One of my personal pieces of parenting advice that I would give and is something I believe strongly about is this…keep your marriage as a priority, second to your relationship with God. Someone once told me the greatest gift parents can give children is to love one another well . Make time for one another. Go on dates. It is not a luxury, it is a necessity. I will never forget when I was growing up my parents had a regular standing date every Saturday night…most of the times, they had their dates at home. My brother and I were excited because we got to stay up later and watch TV, but the one rule was that we could not bother mom and dad unless it was an emergency. Sometimes we followed that rule, other times we came up the hall during a LOVE BOAT commercial, and knocked on the door because we wanted a bite of steak (they almost always grilled steak). As an adult I can look back on that and know how much security my brother and I felt as children because mom and dad valued their marriage enough to make it a priority and put it even before us and ultimately that was so much better for us anyway. So, take the time to invest in your marriage or if you are a single parent, take time for yourself to stay healthy. Make sure you are doing things that give you a full tank so you can give out of that to your children.
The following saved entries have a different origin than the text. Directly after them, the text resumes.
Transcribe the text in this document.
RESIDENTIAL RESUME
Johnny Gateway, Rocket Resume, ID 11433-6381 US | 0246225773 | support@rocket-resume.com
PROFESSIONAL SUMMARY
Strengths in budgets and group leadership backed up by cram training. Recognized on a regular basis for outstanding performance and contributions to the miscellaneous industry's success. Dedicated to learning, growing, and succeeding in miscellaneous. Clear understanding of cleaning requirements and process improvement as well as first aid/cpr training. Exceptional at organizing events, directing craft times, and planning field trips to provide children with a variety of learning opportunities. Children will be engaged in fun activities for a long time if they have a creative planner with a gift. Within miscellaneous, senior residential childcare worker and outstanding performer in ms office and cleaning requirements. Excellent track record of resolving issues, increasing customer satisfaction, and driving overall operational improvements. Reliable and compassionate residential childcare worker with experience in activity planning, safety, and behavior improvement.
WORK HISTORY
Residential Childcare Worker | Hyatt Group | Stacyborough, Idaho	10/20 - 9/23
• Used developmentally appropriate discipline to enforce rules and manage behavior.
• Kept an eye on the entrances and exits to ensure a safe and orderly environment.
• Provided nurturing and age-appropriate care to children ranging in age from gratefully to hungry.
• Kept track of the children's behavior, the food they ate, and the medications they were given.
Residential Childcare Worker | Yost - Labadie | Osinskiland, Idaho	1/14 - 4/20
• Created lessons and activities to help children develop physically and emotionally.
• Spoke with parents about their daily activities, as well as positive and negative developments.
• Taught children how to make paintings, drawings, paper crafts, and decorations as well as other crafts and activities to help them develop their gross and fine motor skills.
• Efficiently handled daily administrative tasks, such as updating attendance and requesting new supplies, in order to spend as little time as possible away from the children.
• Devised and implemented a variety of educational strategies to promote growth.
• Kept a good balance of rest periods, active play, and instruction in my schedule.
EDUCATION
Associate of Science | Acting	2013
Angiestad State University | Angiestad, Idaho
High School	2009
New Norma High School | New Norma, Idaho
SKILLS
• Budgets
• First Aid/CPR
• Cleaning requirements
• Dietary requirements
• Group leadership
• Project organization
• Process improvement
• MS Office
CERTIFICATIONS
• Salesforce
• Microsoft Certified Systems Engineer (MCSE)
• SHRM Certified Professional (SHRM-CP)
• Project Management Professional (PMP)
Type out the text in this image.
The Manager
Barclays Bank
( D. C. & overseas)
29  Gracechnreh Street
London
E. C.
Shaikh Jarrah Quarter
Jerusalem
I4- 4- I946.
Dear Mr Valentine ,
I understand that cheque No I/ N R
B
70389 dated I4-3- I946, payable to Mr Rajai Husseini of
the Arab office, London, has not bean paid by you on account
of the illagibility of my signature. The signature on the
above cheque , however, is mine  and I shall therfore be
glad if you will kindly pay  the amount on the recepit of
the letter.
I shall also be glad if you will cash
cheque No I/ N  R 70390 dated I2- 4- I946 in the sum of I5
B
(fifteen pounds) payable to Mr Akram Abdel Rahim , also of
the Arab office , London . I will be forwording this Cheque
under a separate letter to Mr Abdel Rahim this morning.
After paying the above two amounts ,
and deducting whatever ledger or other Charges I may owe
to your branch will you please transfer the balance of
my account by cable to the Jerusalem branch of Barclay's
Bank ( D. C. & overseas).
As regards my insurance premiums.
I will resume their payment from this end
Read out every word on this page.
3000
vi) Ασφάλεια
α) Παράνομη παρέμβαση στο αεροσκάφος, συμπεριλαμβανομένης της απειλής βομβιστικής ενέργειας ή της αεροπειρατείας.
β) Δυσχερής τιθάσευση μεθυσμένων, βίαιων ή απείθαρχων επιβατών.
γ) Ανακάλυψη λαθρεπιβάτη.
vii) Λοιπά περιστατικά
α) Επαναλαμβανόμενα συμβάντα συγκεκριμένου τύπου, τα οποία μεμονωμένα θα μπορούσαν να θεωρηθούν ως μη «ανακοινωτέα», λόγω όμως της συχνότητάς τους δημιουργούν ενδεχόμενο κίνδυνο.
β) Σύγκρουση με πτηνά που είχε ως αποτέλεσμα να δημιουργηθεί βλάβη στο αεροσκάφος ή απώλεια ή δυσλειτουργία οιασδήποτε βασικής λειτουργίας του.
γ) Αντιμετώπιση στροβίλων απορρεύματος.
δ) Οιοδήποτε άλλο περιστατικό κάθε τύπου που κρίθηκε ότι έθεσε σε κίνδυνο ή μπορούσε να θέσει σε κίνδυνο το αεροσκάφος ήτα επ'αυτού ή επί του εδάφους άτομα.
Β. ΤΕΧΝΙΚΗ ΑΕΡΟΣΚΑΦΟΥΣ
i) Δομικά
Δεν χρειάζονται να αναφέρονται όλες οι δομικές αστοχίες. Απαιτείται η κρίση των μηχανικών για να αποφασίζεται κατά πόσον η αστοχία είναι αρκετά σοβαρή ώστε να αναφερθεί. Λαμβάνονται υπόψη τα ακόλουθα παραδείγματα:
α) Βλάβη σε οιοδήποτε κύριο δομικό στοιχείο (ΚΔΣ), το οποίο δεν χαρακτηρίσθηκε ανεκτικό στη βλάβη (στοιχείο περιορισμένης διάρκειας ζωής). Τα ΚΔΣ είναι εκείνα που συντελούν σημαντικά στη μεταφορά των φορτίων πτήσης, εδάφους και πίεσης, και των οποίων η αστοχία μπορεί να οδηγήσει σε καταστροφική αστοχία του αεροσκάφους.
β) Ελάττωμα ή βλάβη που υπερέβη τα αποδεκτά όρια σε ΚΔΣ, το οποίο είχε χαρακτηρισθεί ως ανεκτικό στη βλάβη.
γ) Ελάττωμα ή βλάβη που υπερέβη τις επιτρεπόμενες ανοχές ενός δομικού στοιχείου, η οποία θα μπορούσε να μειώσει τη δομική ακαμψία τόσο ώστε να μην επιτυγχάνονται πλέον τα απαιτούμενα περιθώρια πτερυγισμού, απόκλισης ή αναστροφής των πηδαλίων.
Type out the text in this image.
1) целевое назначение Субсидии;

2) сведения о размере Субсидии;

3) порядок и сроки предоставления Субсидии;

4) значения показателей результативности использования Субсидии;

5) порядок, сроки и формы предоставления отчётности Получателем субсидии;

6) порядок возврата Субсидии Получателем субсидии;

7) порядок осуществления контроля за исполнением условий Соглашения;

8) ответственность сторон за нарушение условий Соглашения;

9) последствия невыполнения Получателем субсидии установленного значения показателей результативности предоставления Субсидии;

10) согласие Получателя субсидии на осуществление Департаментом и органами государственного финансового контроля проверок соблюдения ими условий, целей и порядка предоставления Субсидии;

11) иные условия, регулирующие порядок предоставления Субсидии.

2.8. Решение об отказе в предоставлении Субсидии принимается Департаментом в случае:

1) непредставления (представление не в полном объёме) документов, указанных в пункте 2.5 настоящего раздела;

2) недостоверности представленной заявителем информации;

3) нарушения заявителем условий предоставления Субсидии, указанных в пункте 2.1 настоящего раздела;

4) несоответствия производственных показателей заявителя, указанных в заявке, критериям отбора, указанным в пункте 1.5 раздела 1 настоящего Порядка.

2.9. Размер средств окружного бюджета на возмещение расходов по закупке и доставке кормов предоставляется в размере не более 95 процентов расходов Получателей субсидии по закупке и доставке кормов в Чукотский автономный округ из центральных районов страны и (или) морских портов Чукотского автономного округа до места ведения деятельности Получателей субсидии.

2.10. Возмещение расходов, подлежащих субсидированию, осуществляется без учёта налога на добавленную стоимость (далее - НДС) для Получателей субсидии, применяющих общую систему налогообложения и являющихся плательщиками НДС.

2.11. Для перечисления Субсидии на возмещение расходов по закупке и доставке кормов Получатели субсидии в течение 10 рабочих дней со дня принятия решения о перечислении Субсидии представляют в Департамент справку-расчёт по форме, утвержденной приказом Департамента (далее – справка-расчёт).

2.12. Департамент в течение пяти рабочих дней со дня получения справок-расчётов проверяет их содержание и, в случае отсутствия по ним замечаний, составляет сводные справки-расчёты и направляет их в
For the sake of of time, I will just share just a few of the worst pieces of parenting advices- these too were compiled from the email I sent out…
1) if you just read ________ book, then you'll have it figured out.
2) Be a friend to your child. That sounds all warm and fuzzy in theory, but your kids don't need you as their buddy. They need you to be the parent.
3) Again from my old pastors wife… Force your kids to eat everything on their plate. This never works out well! I still have vivid memories of the time my mother made my brother eat a huge serving of lima beans. (Personally, I think lima beans are only good for stuffing up your nose) My obedient brother did as he was told and then promptly threw up that huge serving right back into the bowl it came from. Perhaps you can understand my aversion to lima beans!